Mais qu’on se rassure, Tardi lui-mème approuve le choix de l’interprète principale : « Je dirais que Louise Bourgoin est un excellent choix car elle joue le personnage dans l’esprit », a-t-il déclaré au webzine « fivespirit ». « Elle devient à l’écran une héroïne pas commode du tout, indépendante, curieuse, anachronique finalement par rapport à son époque. » En effet, elle conserve une momie dans son appart, apprécie un bon verre et, anachronisme sur le retour, aime s’en griller une. Malgré ses « défauts », cette jeune dame est fort attachante : « ses lèvres boudeuses, ses petites tâches de rousseur, ses sourcils froncés, son regard qui vous fourvoie » lit-on sur la page « fan » adele-blanc-sec.tk. Son charme est aussi celui d’une antihéroïne, aux antipodes de Supergirl – son amant se fait tuer dès le premier tome, elle se fait régulièrement assommer par les hommes de mains de ses ennemis et se sent souvent dépassée par les événements. Mais son instinct et sa débrouillardise la font rebondir, alors que son ami-ennemi, l’inspecteru Caponi, flic zêlé et naïf, continue à tourner en rond.

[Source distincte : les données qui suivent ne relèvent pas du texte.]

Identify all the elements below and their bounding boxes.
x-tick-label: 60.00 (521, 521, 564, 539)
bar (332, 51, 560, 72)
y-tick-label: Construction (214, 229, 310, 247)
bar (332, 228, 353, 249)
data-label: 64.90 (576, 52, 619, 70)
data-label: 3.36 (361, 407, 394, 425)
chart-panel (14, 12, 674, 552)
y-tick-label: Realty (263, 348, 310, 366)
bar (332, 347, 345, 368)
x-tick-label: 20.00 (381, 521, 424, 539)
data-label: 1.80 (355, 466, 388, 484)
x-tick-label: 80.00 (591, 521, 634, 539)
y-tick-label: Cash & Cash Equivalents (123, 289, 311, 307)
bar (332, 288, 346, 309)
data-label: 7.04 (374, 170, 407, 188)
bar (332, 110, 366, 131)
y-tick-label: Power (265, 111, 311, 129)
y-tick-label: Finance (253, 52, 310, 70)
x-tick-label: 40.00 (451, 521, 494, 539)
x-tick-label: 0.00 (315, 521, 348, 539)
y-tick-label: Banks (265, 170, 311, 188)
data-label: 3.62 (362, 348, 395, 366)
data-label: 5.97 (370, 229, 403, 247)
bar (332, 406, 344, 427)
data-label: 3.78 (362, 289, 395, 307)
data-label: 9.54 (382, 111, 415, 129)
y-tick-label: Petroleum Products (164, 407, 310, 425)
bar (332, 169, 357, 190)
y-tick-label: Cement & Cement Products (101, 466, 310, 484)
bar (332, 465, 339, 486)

« Adèle n’est pas une bande dessinée politique », assure Jacque Tardi dans l’interview citée avec « fivespirit ». C’est vrai, si on la compare à certains autres albums, néanmoins, le côté anar du personnage ne passe pas inaperçu. Adèle en a aprés la police, fréquente les malfrats, se moque de l’intelligentsia parisienne, est contre la peine de mort et se méfie des grands mots qui servent à justifier les pires barbaries : « La patrie, la France? tout cela? je ne sais pas bien ce que cela veut dire », commente-t-elle au tome 6. Cet esprit-là, qui imprègne tous les albums de Tardi, politiques ou non, on espère le retrouver, avec le charme du personnage et la magie des décors, dans le film prévu pour sortir le 14 avril.

Les aventures d’Adèle Blanc-Sec, Jacques Tardi, neuf tomes chez Castermann, Bruxelles, 1976-2007.